Jason Aldean singles chronology
| "Johnny Cash" (2007) | "Laughed Until We Cried" (2007) | "Relentless" (2008) |

= Laughed Until We Cried =

"Laughed Until We Cried" is a song written by Kelley Lovelace and Ashley Gorley and recorded by American country music artist Jason Aldean. It was released in August 2007 as the second single from Aldean's 2007 album Relentless. The song reached number 6 on the U.S. Billboard Hot Country Songs chart and peaked at number 61 on the Billboard Hot 100.

==Content==
"Laughed Until We Cried" is a ballad in which the narrator reflects on various events in his life, each involving family and/or friends, such as having fun on a senior class trip, listening to his grandfather telling family stories at a Christmas gathering, and rocking a newborn baby daughter to sleep. In each case, the narrator describes the events as being a time when he and those around him "laughed until [they] cried".

==Critical reception==
Brody Vercher, reviewing the album for Engine 145, said that "the [song’s] lyrics are decent, but the tired formula fails to tug at the listener’s heart strings." He then says that this might be because of Aldean's vocal performance. Kevin John Coyne of Country Universe gave the song a B+ grade, saying that Aldean's vocals are a little too processed, although he added that "other than that, this one is a keeper."

==Music video==
The music video shows Jason Aldean walking along the beach, and then a boardwalk pier. It was filmed in Wildwood, NJ, and it features prominent landmarks known to those who have visited "The Wildwoods." Aldean's former wife Jessica and daughter Keeley also appear in the video. This music video was directed by Kristin Barlowe, unlike his first four videos, which were directed by Wes Edwards.

==Chart positions==
"Laughed Until We Cried" debuted at #58 on the U.S. Billboard Hot Country Songs chart for the week of August 25, 2007.

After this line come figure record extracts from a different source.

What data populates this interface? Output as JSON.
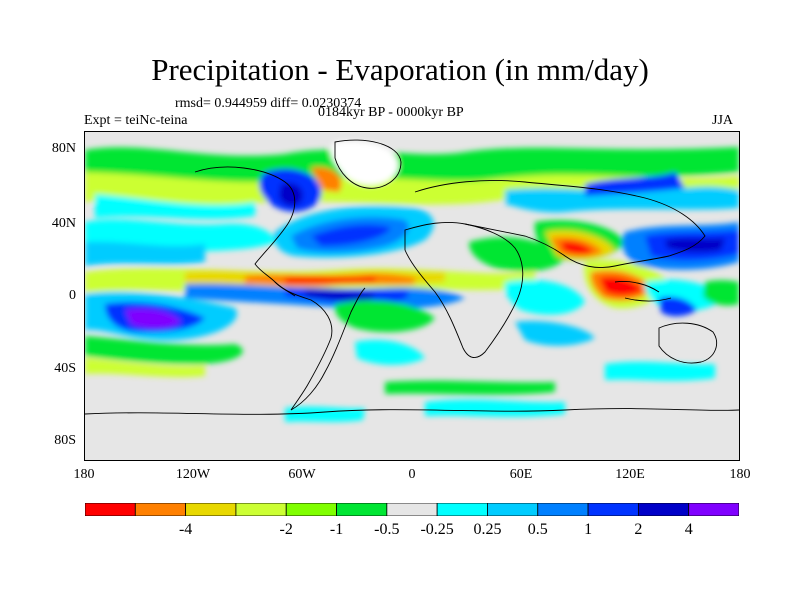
{
  "title": "Precipitation - Evaporation (in mm/day)",
  "stats": "rmsd= 0.944959 diff= 0.0230374",
  "expt": "Expt = teiNc-teina",
  "period": "0184kyr BP - 0000kyr BP",
  "season": "JJA",
  "axes": {
    "lat_labels": [
      "80N",
      "40N",
      "0",
      "40S",
      "80S"
    ],
    "lon_labels": [
      "180",
      "120W",
      "60W",
      "0",
      "60E",
      "120E",
      "180"
    ]
  },
  "colorbar": {
    "colors": [
      "#ff0000",
      "#ff8000",
      "#e8d800",
      "#ccff33",
      "#80ff00",
      "#00e633",
      "#e6e6e6",
      "#00ffff",
      "#00ccff",
      "#0080ff",
      "#0033ff",
      "#0000c8",
      "#8000ff"
    ],
    "labels": [
      "-4",
      "-2",
      "-1",
      "-0.5",
      "-0.25",
      "0.25",
      "0.5",
      "1",
      "2",
      "4"
    ]
  }
}
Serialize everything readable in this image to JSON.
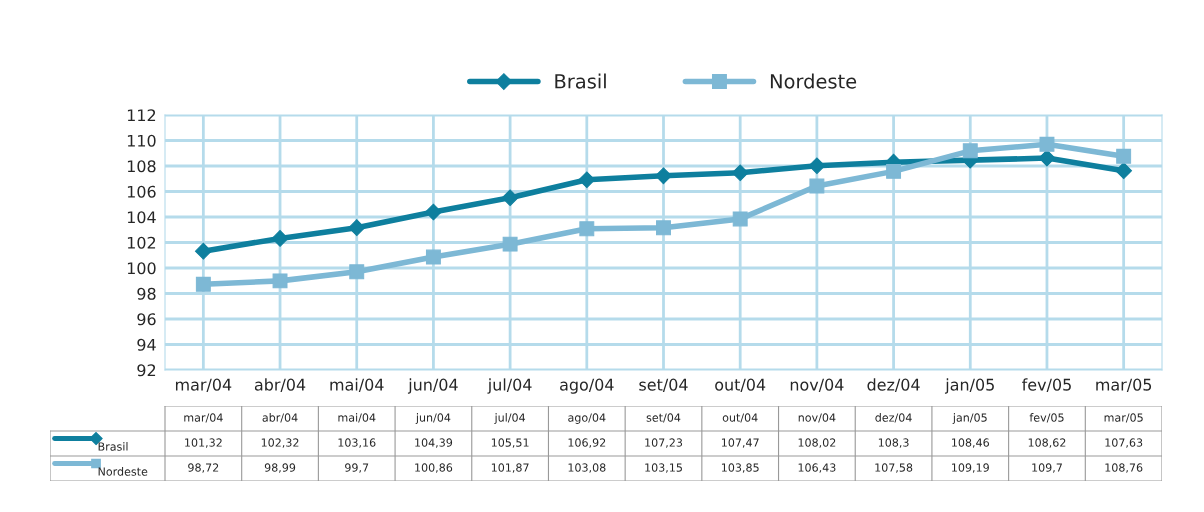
{
  "chart_data": {
    "type": "line",
    "categories": [
      "mar/04",
      "abr/04",
      "mai/04",
      "jun/04",
      "jul/04",
      "ago/04",
      "set/04",
      "out/04",
      "nov/04",
      "dez/04",
      "jan/05",
      "fev/05",
      "mar/05"
    ],
    "series": [
      {
        "name": "Brasil",
        "color": "#0e7f9e",
        "marker": "diamond",
        "values": [
          101.32,
          102.32,
          103.16,
          104.39,
          105.51,
          106.92,
          107.23,
          107.47,
          108.02,
          108.3,
          108.46,
          108.62,
          107.63
        ],
        "value_labels": [
          "101,32",
          "102,32",
          "103,16",
          "104,39",
          "105,51",
          "106,92",
          "107,23",
          "107,47",
          "108,02",
          "108,3",
          "108,46",
          "108,62",
          "107,63"
        ]
      },
      {
        "name": "Nordeste",
        "color": "#7db8d5",
        "marker": "square",
        "values": [
          98.72,
          98.99,
          99.7,
          100.86,
          101.87,
          103.08,
          103.15,
          103.85,
          106.43,
          107.58,
          109.19,
          109.7,
          108.76
        ],
        "value_labels": [
          "98,72",
          "98,99",
          "99,7",
          "100,86",
          "101,87",
          "103,08",
          "103,15",
          "103,85",
          "106,43",
          "107,58",
          "109,19",
          "109,7",
          "108,76"
        ]
      }
    ],
    "ylim": [
      92,
      112
    ],
    "yticks": [
      92,
      94,
      96,
      98,
      100,
      102,
      104,
      106,
      108,
      110,
      112
    ],
    "grid": true,
    "legend": "top",
    "line_style": "solid"
  }
}
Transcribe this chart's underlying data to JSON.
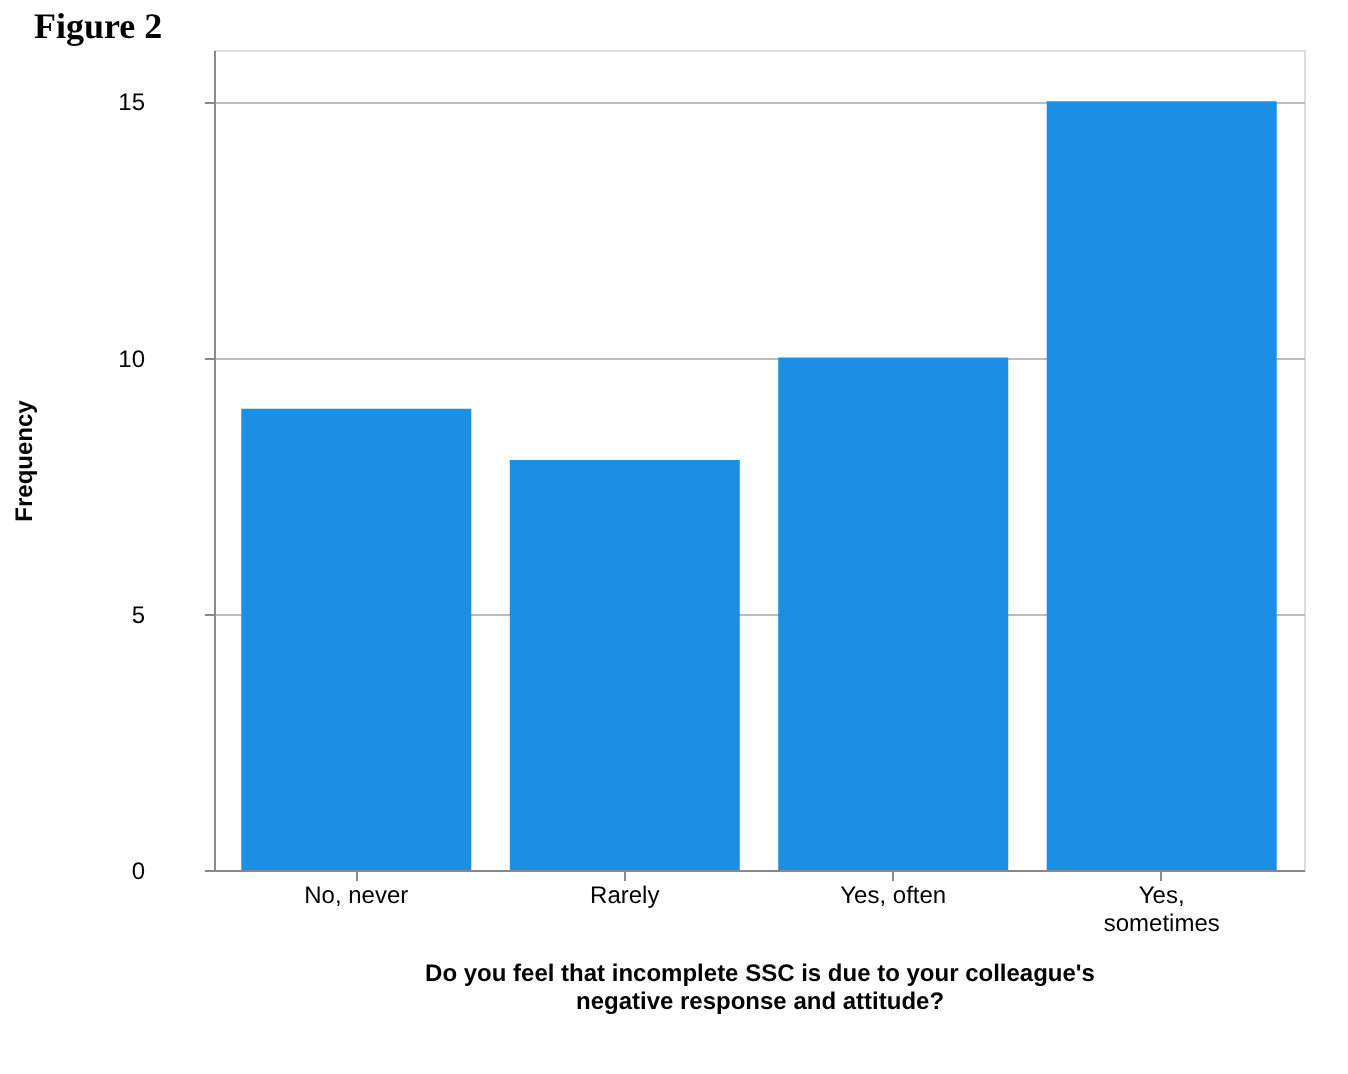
{
  "chart_data": {
    "type": "bar",
    "title": "Figure 2",
    "categories": [
      "No, never",
      "Rarely",
      "Yes, often",
      "Yes, sometimes"
    ],
    "values": [
      9,
      8,
      10,
      15
    ],
    "color": "#1a8fe3",
    "ylim": [
      0,
      16
    ],
    "yticks": [
      0,
      5,
      10,
      15
    ],
    "grid": "y",
    "xlabel": "Do you feel that incomplete SSC is due to your colleague's negative response and attitude?",
    "ylabel": "Frequency"
  }
}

| Chart (2007–2008) | Peak position |
|---|---|
| Canada Country (Billboard) | 6 |
| Canada Hot 100 (Billboard) | 88 |
| US Billboard Hot 100 | 61 |
| US Hot Country Songs (Billboard) | 6 |

===Year-end charts===

| Chart (2008) | Position |
|---|---|
| US Country Songs (Billboard) | 35 |

==Certifications==

| Region | Certification | Certified units/sales |
| United States (RIAA) | Gold | 500,000^{‡} |
^{‡} Sales+streaming figures based on certification alone.